It might not be as unforgettable as last week's 6-1 demolition of Manchester United, but they still took three points when Wolves visited Etihad Stadium.
Different score but same points for Manchester City
MANCHESTER // If there is a problem in recording the sort of result that will resonate through the ages, it lies in one question: how do you top it?
How, indeed, do you follow it? For Manchester City, it was a quandary they resolved without undue fuss but without the same flourish.
The 6-1 derby demolition of Manchester United was unforgettable and a 3-1 win over Wolverhampton Wanderers rather less memorable but, as the realist Roberto Mancini recognises, they are both worth three points.
"It is impossible to always score four, five or six goals," the City manager said.
Courtesy of Edin Dzeko, Aleksandar Kolarov and Adam Johnson, his side mustered three. But as their tally now stands at a remarkable 36 in 10 league games, even that was below their average.
In part, it was because of Wolves' resistance. They proved tougher opponents than United.
This week it was City, not United, who finished with 10 men, Vincent Kompany receiving his marching orders and, in a first half when Wayne Hennessey made brilliant saves to deny Samir Nasri, Sergio Aguero and Dzeko, they threatened to become the first English side this season to stop City scoring.
Instead, the breakthrough had a cruelty. So defiant beforehand, the former City trainee Hennessey erred. His attempted clearance was charged down by Aguero, allowing Dzeko to roll the ball into the empty net.
"Poor old Wayne," said Mick McCarthy, the Wolves manager. "It's a mistake that's let them take the lead. But he was fabulous."
He was until then, anyhow. Kolarov had a similarly simple task to score the second, albeit from closer range, after Hennessey pushed David Silva's shot into his path.
The third was testament to Mario Balotelli's progress, the Italian making a 50-yard break but also displaying the maturity to wait for Yaya Toure and Johnson to join him in the last third.
When they had, the Italian and the Ivorian combined and the Englishman completed the move with a lovely curling shot. "A fabulous finish," added McCarthy.
It relieved the pressure created by a move that brought Wolves a goal and cost City a man.
"In football, in every moment, the game can change," rationalised Mancini.
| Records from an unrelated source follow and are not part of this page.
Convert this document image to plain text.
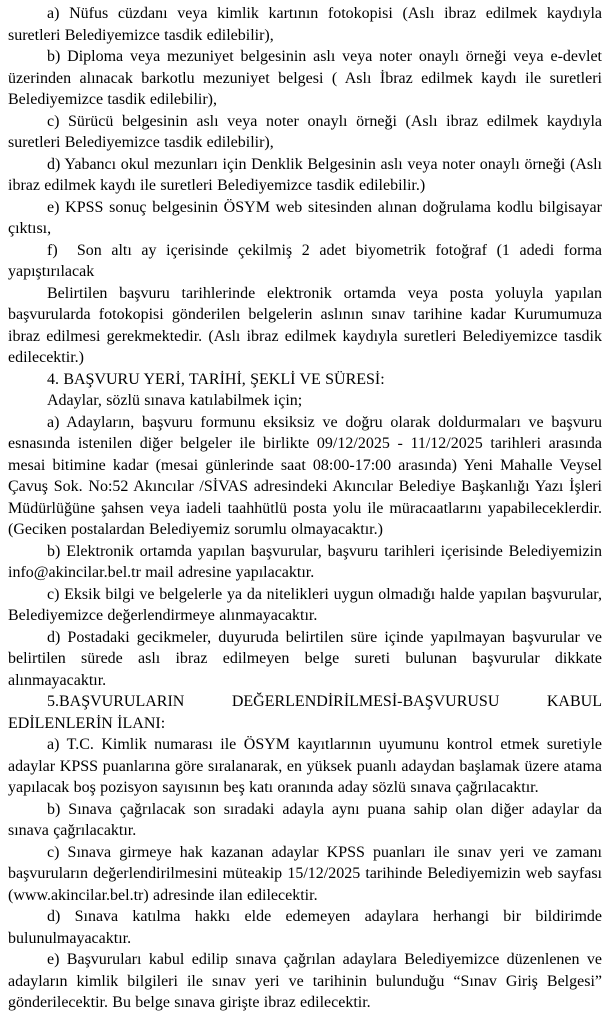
a) Nüfus cüzdanı veya kimlik kartının fotokopisi (Aslı ibraz edilmek kaydıyla suretleri Belediyemizce tasdik edilebilir),

b) Diploma veya mezuniyet belgesinin aslı veya noter onaylı örneği veya e-devlet üzerinden alınacak barkotlu mezuniyet belgesi ( Aslı İbraz edilmek kaydı ile suretleri Belediyemizce tasdik edilebilir),

c) Sürücü belgesinin aslı veya noter onaylı örneği (Aslı ibraz edilmek kaydıyla suretleri Belediyemizce tasdik edilebilir),

d) Yabancı okul mezunları için Denklik Belgesinin aslı veya noter onaylı örneği (Aslı ibraz edilmek kaydı ile suretleri Belediyemizce tasdik edilebilir.)

e) KPSS sonuç belgesinin ÖSYM web sitesinden alınan doğrulama kodlu bilgisayar çıktısı,

f)  Son altı ay içerisinde çekilmiş 2 adet biyometrik fotoğraf (1 adedi forma yapıştırılacak

Belirtilen başvuru tarihlerinde elektronik ortamda veya posta yoluyla yapılan başvurularda fotokopisi gönderilen belgelerin aslının sınav tarihine kadar Kurumumuza ibraz edilmesi gerekmektedir. (Aslı ibraz edilmek kaydıyla suretleri Belediyemizce tasdik edilecektir.)

4. BAŞVURU YERİ, TARİHİ, ŞEKLİ VE SÜRESİ:

Adaylar, sözlü sınava katılabilmek için;

a) Adayların, başvuru formunu eksiksiz ve doğru olarak doldurmaları ve başvuru esnasında istenilen diğer belgeler ile birlikte 09/12/2025 - 11/12/2025 tarihleri arasında mesai bitimine kadar (mesai günlerinde saat 08:00-17:00 arasında) Yeni Mahalle Veysel Çavuş Sok. No:52 Akıncılar /SİVAS adresindeki Akıncılar Belediye Başkanlığı Yazı İşleri Müdürlüğüne şahsen veya iadeli taahhütlü posta yolu ile müracaatlarını yapabileceklerdir. (Geciken postalardan Belediyemiz sorumlu olmayacaktır.)

b) Elektronik ortamda yapılan başvurular, başvuru tarihleri içerisinde Belediyemizin info@akincilar.bel.tr mail adresine yapılacaktır.

c) Eksik bilgi ve belgelerle ya da nitelikleri uygun olmadığı halde yapılan başvurular, Belediyemizce değerlendirmeye alınmayacaktır.

d) Postadaki gecikmeler, duyuruda belirtilen süre içinde yapılmayan başvurular ve belirtilen sürede aslı ibraz edilmeyen belge sureti bulunan başvurular dikkate alınmayacaktır.

5.BAŞVURULARIN DEĞERLENDİRİLMESİ-BAŞVURUSU KABUL EDİLENLERİN İLANI:

a) T.C. Kimlik numarası ile ÖSYM kayıtlarının uyumunu kontrol etmek suretiyle adaylar KPSS puanlarına göre sıralanarak, en yüksek puanlı adaydan başlamak üzere atama yapılacak boş pozisyon sayısının beş katı oranında aday sözlü sınava çağrılacaktır.

b) Sınava çağrılacak son sıradaki adayla aynı puana sahip olan diğer adaylar da sınava çağrılacaktır.

c) Sınava girmeye hak kazanan adaylar KPSS puanları ile sınav yeri ve zamanı başvuruların değerlendirilmesini müteakip 15/12/2025 tarihinde Belediyemizin web sayfası (www.akincilar.bel.tr) adresinde ilan edilecektir.

d) Sınava katılma hakkı elde edemeyen adaylara herhangi bir bildirimde bulunulmayacaktır.

e) Başvuruları kabul edilip sınava çağrılan adaylara Belediyemizce düzenlenen ve adayların kimlik bilgileri ile sınav yeri ve tarihinin bulunduğu “Sınav Giriş Belgesi” gönderilecektir. Bu belge sınava girişte ibraz edilecektir.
Here was an example.
Adlene Guedioura's 25-yard shot was repelled by Joe Hart but just as Kevin Doyle was preparing to convert the rebound, Vincent Kompany made a despairing attempt to get there first.
He only contrived to upend the Wolves forward, resulting in his expulsion, and without preventing the visitors from scoring. Stephen Hunt drilled in the resulting penalty.
It was a lifeline, but Wolves' spirit and organisation might have merited more. Instead, with one point from seven games, they have stalled at a time when City have accelerated.
In the meeting between in-form and out, between top of the table and near the foot, it was unsurprising that Wolves opted for a damage-limitation policy.
This is what City can expect to face now, the massed ranks of obdurate opponents posing a challenge: break us down. But it was a task they accomplished yesterday and one they will have to again.